The first thing you'll notice when you go to dial a number manually is that RIM has created a traditional number dial pad over the buttons on the left side of the keyboard. When inputting numbers as part of a text message, you may be initially thrown off by the layout. However, the arrangement is essential if you want to dial numbers on the 7290 as you would with a traditional phone.

As with RIM's earlier combo units, you can plug in the bundled headset to make a call, but this model also features a built-in earpiece and mike. It's not the most comfortable implementation, but it's quite usable as a phone as well as a wireless e-mail device and PDA.
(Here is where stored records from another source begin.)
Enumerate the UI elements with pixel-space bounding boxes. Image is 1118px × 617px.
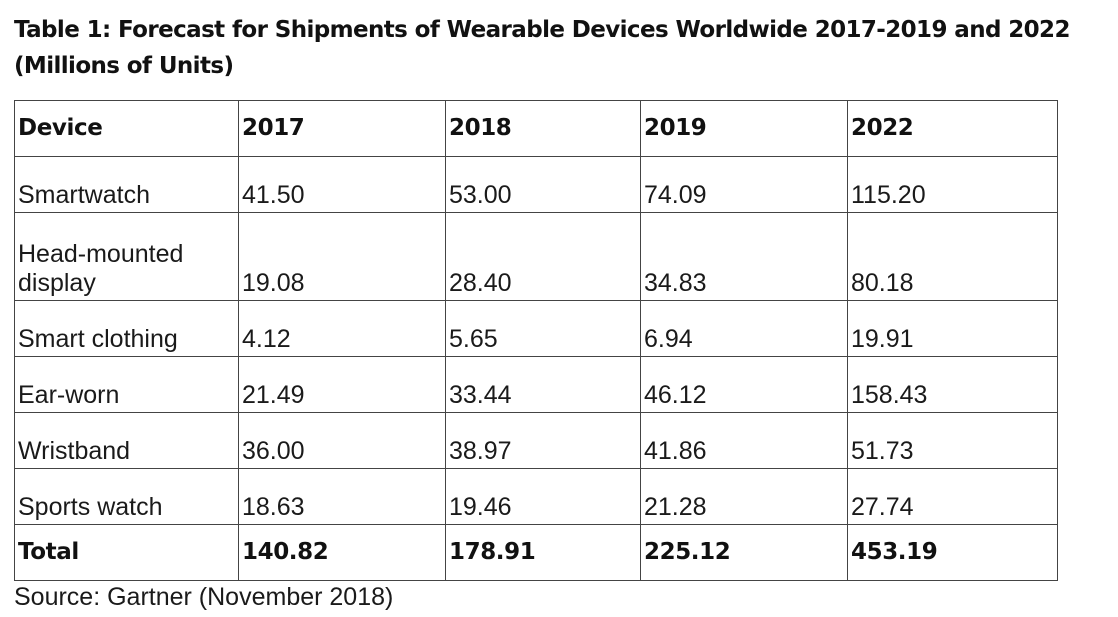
value-cell: 19.08 — [238, 212, 446, 301]
table-row: Head-mounted display 19.08 28.40 34.83 8… — [14, 212, 1058, 301]
table-row: Ear-worn 21.49 33.44 46.12 158.43 — [14, 356, 1058, 413]
source-note: Source: Gartner (November 2018) — [14, 583, 394, 611]
value-cell: 80.18 — [847, 212, 1058, 301]
device-cell: Wristband — [14, 412, 239, 469]
value-cell: 41.50 — [238, 156, 446, 213]
value-cell: 18.63 — [238, 468, 446, 525]
total-2022: 453.19 — [847, 524, 1058, 581]
value-cell: 19.46 — [445, 468, 641, 525]
value-cell: 33.44 — [445, 356, 641, 413]
value-cell: 41.86 — [640, 412, 848, 469]
forecast-table: Device 2017 2018 2019 2022 Smartwatch 41… — [14, 100, 1058, 581]
value-cell: 115.20 — [847, 156, 1058, 213]
header-2022: 2022 — [847, 100, 1058, 157]
value-cell: 51.73 — [847, 412, 1058, 469]
value-cell: 21.28 — [640, 468, 848, 525]
value-cell: 4.12 — [238, 300, 446, 357]
total-2017: 140.82 — [238, 524, 446, 581]
value-cell: 28.40 — [445, 212, 641, 301]
value-cell: 5.65 — [445, 300, 641, 357]
table-row: Smart clothing 4.12 5.65 6.94 19.91 — [14, 300, 1058, 357]
header-2017: 2017 — [238, 100, 446, 157]
value-cell: 74.09 — [640, 156, 848, 213]
device-cell: Smartwatch — [14, 156, 239, 213]
header-row: Device 2017 2018 2019 2022 — [14, 100, 1058, 157]
table-row: Wristband 36.00 38.97 41.86 51.73 — [14, 412, 1058, 469]
device-cell: Smart clothing — [14, 300, 239, 357]
value-cell: 46.12 — [640, 356, 848, 413]
value-cell: 38.97 — [445, 412, 641, 469]
total-row: Total 140.82 178.91 225.12 453.19 — [14, 524, 1058, 581]
device-cell: Head-mounted display — [14, 212, 239, 301]
device-cell: Sports watch — [14, 468, 239, 525]
value-cell: 53.00 — [445, 156, 641, 213]
value-cell: 19.91 — [847, 300, 1058, 357]
value-cell: 34.83 — [640, 212, 848, 301]
value-cell: 158.43 — [847, 356, 1058, 413]
total-2019: 225.12 — [640, 524, 848, 581]
header-2019: 2019 — [640, 100, 848, 157]
total-label: Total — [14, 524, 239, 581]
table-title: Table 1: Forecast for Shipments of Weara… — [14, 17, 1070, 79]
forecast-table-container: Device 2017 2018 2019 2022 Smartwatch 41… — [14, 100, 1058, 581]
value-cell: 6.94 — [640, 300, 848, 357]
value-cell: 27.74 — [847, 468, 1058, 525]
table-row: Sports watch 18.63 19.46 21.28 27.74 — [14, 468, 1058, 525]
header-2018: 2018 — [445, 100, 641, 157]
table-row: Smartwatch 41.50 53.00 74.09 115.20 — [14, 156, 1058, 213]
value-cell: 21.49 — [238, 356, 446, 413]
header-device: Device — [14, 100, 239, 157]
total-2018: 178.91 — [445, 524, 641, 581]
value-cell: 36.00 — [238, 412, 446, 469]
device-cell: Ear-worn — [14, 356, 239, 413]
Along with the familiar scrollwheel and the Back button (which you press to end a call) on the right side of the unit, you'll find a port for a USB cable/charger on the left side. On top, there's a quick-launch button for phone mode, plus an IR port. The removable lithium-ion battery can be replaced.

While it has no SD (Secure Digital) card expansion slot, this model ships with a healthy 16MB of internal flash memory and 2MB of SRAM. The unit also includes a 10MB of free memory, and it supports Lotus Notes.

If you don't work for a company that has BlackBerry Enterprise Server installed on its servers, you can opt for BlackBerry Web Client, which is included in AT&T's package and allows you to have e-mail messages wirelessly forwarded to your 7280 from an e-mail account. Setup is fairly simple and can be done on the Web or via a wireless Web connection on the device in a matter of minutes. Data plans are $39.99 per month for 8MB of data or $49.99 for unlimited e-mail.